Understand this. There is nothing intrinsic in eating meat that is carbon producing and eating vegan isn’t inherently better viv-a-vis carbon footprint. It depends entirely on how each is done.

Try this for an alternative perspective,
Meat is crucial for feeding the planet, and going vegan is not more green, say scientists
Wow! Grasping at straws much?
Yes you do.

Your written response contains almost no logic at all. It has never been about the calories per gram in the food consumed. It is about the methods used to produce the food.
Yeeeeeessss...... it might be possible to raise the same number of calories of meat via a more carbon friendly method than an equal calorie content of vegetable material......if you really worked at being an inefficient (and therefore soon to be unemployed) farmer; but the vast majority of food production on the planet Earth does not fall into this topsy-turvy carnivore Camelot realm that you dream of. o_O:rolleyes:

As for your cited article. Yeah. I read it. Did you?
A couple of scientists postulated at one meeting of rural, cow-country Scotland that, maybe, they could, some day, make beef/dairy production more efficient than the crap it currently is.....on a small scale. :rolleyes:
Meanwhile, hundreds of other articles have, by many scientists, statisticians, and other researchers across many countries, shown that the current reality is the exact opposite of your lonely theory.

Did you read the articles that I cited?

Please try again.
Avoiding meat and dairy is ‘single biggest way’ to reduce your impact on Earth

If you’re so certain of the true legitimacy of your argument, then lets compare articles, eh? Above these sentences is one, massively comprehensive, multinational investigation that I’m offering for your edification.
We won’t count your first go (no penalty for poor effort) since it was (as I said) just a couple of unnamed dudes speaking at a farming conference (which, as usual, got splashed all over a number of media sites) without a shred of investigative evidence.

....aaannnnd GO!
 

GoodbyeDave

Well-Known Member
I took the WWF test, and my usage was low by UK standards — and they are 1/3 of US usage!

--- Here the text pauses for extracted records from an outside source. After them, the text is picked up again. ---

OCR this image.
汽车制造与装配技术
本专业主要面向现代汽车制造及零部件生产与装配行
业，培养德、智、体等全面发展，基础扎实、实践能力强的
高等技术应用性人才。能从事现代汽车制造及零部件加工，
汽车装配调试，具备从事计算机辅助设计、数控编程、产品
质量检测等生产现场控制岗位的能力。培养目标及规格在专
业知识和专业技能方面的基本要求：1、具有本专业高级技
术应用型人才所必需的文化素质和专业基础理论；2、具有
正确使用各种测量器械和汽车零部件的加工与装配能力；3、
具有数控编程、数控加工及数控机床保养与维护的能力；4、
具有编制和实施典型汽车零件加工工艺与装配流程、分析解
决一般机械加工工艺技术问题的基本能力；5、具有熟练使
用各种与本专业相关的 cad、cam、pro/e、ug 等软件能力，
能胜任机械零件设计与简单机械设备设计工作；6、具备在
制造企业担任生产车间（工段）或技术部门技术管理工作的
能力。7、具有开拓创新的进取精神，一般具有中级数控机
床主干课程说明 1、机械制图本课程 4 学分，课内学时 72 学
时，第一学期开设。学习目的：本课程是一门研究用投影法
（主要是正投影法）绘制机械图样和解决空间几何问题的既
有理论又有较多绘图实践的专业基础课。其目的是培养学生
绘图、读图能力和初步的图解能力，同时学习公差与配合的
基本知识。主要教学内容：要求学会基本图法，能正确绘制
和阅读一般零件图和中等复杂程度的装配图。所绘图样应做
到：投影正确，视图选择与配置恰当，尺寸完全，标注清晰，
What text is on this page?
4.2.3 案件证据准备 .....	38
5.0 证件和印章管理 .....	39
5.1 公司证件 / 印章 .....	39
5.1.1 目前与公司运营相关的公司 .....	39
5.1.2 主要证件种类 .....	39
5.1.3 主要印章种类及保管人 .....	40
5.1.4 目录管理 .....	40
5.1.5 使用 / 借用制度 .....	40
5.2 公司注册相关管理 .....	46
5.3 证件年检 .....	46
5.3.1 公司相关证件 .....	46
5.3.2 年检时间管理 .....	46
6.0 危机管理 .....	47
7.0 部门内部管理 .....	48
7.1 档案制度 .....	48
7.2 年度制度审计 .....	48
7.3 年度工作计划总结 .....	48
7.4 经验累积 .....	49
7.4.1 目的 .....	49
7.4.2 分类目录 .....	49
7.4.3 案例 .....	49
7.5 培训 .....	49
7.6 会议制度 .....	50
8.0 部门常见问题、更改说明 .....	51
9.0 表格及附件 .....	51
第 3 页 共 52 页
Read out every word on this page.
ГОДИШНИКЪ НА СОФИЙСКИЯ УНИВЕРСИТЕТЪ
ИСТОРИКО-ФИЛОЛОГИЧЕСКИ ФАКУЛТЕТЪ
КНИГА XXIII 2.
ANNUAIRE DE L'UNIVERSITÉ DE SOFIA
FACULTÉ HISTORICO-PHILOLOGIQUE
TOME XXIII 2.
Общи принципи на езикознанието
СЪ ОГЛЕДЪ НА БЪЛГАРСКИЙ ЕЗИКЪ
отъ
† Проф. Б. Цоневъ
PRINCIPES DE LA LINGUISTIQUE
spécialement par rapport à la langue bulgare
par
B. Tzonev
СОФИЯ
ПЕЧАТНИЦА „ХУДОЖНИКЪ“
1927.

Of course these tests are crude. For example, mine asked me how much I spend on clothes each year — but all mine (except underwear) are hand-tailored, so the quantity of material per £1000 is much smaller and it's all natural. But that test did ask things like time spent on trains and buses each week, car and aeroplane usage, heating thermostat settings, take-away food purchases, meat-eating, etc.